The eye of the storm — which Philippine officials are calling Typhoon Rolly under their separate naming system — was expected to pass near Metro Manila, the capital region and home to more than 24 million people.

“We are forecasting widespread destruction even if this does not turn out to become a super typhoon,” Ricardo Jalad, the chief of the government’s National Disaster Risk Reduction and Management Council, said Saturday on state television.

Along with violent winds and torrential rain, storm surges along the coast were expected, the Philippine weather agency said.

Goni, the 18th typhoon to strike the Philippines this year, arrives just days after Typhoon Molave tore through the country, dumping heavy rain and causing significant flooding. Molave killed 22 people and forced the evacuation of tens of thousands before moving on to Vietnam, where it caused deadly landslides.
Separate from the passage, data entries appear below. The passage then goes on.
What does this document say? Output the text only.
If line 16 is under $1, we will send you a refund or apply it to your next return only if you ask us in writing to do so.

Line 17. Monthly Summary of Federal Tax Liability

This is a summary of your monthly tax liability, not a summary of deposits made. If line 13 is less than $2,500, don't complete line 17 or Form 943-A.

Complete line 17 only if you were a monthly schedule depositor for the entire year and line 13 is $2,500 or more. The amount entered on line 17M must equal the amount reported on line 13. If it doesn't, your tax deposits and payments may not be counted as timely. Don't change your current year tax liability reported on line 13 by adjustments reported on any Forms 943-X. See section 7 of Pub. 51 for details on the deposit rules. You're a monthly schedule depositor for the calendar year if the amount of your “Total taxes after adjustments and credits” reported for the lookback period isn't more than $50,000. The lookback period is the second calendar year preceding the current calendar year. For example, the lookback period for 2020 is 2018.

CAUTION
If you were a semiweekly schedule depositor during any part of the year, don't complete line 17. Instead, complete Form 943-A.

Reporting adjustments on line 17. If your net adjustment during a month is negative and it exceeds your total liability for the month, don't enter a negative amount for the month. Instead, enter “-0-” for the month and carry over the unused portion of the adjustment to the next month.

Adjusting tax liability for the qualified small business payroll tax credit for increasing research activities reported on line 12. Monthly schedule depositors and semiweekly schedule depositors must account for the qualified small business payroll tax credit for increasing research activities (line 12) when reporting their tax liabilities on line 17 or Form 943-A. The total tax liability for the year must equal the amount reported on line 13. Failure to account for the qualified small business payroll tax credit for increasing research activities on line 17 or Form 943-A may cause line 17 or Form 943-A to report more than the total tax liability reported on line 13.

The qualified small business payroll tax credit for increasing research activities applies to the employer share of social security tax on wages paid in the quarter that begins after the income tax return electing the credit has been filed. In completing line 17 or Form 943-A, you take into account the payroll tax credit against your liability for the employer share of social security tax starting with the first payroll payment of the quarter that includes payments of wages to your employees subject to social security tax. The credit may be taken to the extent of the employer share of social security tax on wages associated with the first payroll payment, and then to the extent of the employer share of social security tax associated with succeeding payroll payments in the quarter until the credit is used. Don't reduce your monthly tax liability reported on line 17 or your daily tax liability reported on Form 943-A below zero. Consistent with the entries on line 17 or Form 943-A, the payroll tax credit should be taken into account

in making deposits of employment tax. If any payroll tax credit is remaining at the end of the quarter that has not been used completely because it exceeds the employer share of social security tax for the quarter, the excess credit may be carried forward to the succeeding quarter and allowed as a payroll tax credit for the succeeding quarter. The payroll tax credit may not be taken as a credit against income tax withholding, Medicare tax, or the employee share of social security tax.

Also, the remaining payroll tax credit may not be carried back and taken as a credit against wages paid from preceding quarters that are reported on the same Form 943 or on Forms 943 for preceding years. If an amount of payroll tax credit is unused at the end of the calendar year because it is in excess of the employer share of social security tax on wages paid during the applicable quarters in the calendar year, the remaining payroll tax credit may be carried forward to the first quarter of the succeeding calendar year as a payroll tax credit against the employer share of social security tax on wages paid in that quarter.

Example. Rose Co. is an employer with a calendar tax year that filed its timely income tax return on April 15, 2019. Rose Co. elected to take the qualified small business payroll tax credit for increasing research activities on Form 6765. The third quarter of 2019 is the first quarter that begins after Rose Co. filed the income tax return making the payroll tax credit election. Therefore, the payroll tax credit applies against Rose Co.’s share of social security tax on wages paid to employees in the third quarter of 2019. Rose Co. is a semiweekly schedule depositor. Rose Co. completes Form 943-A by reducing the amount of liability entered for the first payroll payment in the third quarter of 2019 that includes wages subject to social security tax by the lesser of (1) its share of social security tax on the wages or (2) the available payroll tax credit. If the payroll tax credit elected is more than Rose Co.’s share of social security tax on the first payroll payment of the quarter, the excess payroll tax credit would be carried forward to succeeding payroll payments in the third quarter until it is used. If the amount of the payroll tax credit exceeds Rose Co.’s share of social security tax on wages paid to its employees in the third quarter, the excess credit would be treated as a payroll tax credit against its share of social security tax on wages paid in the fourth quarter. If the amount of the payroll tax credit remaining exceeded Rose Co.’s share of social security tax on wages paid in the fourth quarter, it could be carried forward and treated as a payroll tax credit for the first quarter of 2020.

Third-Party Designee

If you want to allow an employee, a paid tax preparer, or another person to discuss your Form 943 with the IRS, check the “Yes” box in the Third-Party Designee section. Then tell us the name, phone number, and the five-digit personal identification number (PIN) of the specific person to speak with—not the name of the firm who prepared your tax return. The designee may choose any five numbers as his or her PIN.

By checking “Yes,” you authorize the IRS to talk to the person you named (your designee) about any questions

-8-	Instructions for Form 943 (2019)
Mr. Jalad of the disaster management agency said that evacuations in areas threatened by Goni began on Friday. Nearly a million people in southern Luzon had already been evacuated as of Saturday, the agency reported.

Local officials could order forced evacuations if necessary, Mr. Jalad said.
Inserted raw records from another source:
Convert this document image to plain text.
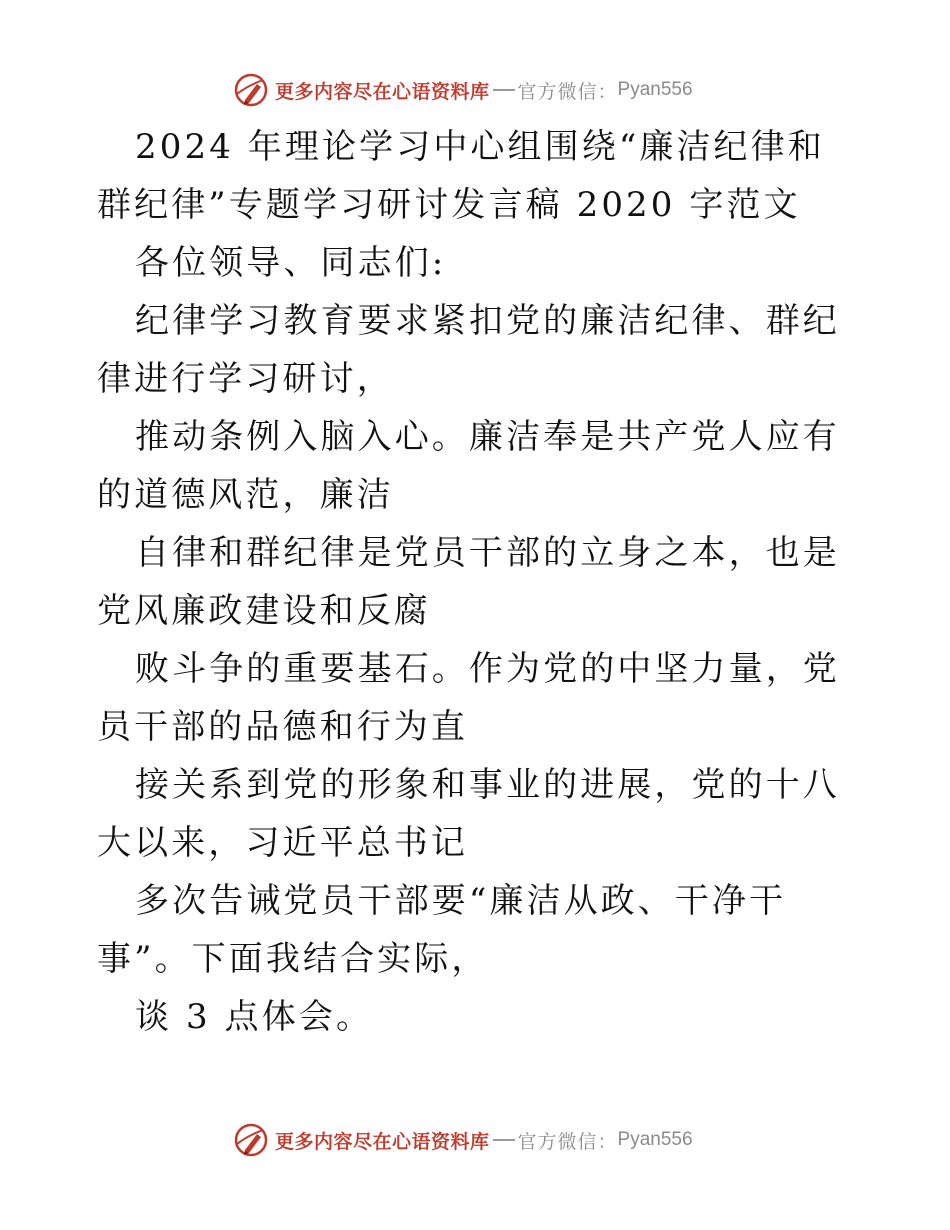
更多内容尽在心语资料库 官方微信： Pyan556

2024 年理论学习中心组围绕“廉洁纪律和群纪律”专题学习研讨发言稿 2020 字范文

各位领导、同志们:

纪律学习教育要求紧扣党的廉洁纪律、群纪律进行学习研讨，

推动条例入脑入心。廉洁奉是共产党人应有的道德风范，廉洁

自律和群纪律是党员干部的立身之本，也是党风廉政建设和反腐

败斗争的重要基石。作为党的中坚力量，党员干部的品德和行为直

接关系到党的形象和事业的进展，党的十八大以来，习近平总书记

多次告诫党员干部要“廉洁从政、干净干事”。下面我结合实际，

谈 3 点体会。

更多内容尽在心语资料库 官方微信： Pyan556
“If they see that their constituents are facing danger, they are empowered to carry out forced evacuations with the help of the Philippine National Police and other uniformed services,” Mr. Jalad said. There had been “avoidable casualties” during Typhoon Molave, he added, because some people had ignored warnings.

The Philippines is hit by at least 20 tropical storms and typhoons every year, some of them deadly. Thousands were killed in November 2013 when Super Typhoon Haiyan tore through the central Philippines.

Climate change is exacerbating the Philippines’ exposure to natural disasters.

The Philippines is situated on the so-called Ring of Fire, a seismically active swathe encircling the Pacific Ocean that is vulnerable to earthquakes and volcanoes. Typhoons regularly batter the Philippine archipelago, packed with more than 100 million people.

Deadly floods and landslides are common. And now climate change is exacerbating the Philippines’ weakness to natural disasters, making it one of the most vulnerable countries on the planet, scientists say.

As sea-surface temperatures rise, the Philippines’ positioning in warm ocean waters means the country is being subjected to both bigger and more frequent tropical storms. Residents of low-lying, densely populated slums, such as those on the outskirts of Manila, the capital, are particularly exposed. So are miners and farmers who excavate and till mountainous earth, creating slippery, muddy conditions in which torrents of soil bury people alive.

Mass deforestation, including the destruction of mangroves along the coastlines, has torn away natural barriers to wind and water.

The Asian Development Bank says that more than 23,000 people in the Philippines died from natural hazards from 1997 to 2016.

“Climate change is a big international idea but we are facing this on the local level and we aren’t equipped with enough progressive vision for it,” said Dakila Kim P. Yee, a sociologist at the University of the Philippines Visayas Tacloban College.

But the country has honed a resilient national character because of its disaster-prone condition, Mr. Yee said.

After Typhoon Haiyan, one of the most powerful tropical storms on record, churned across the Philippines in 2013, killing more than 6,300 people, local governments began drawing up better evacuation plans.

But the coronavirus has complicated the current disaster response, Mr. Yee said. Displaced residents may fear the contagion spreading in typhoon evacuation centers, and some evacuation centers were converted earlier into Covid-19 quarantine facilities.

Aid and rescue services are getting ready.

Credit…Philippine Red Cross

The Philippine Red Cross has stationed rescue vehicles and emergency response teams across Luzon.

“We are determined to do all we can to help these communities prepare for the oncoming storm,” said Richard Gordon, the Red Cross chairman.

He said the disasters complicated the country’s response to Covid-19, which has infected more than 370,000 people and killed 7,185. Evacuation centers can make social distancing more challenging than usual.

The Philippine military said that it, too, had deployed emergency response units in areas expected to be hit by the typhoon.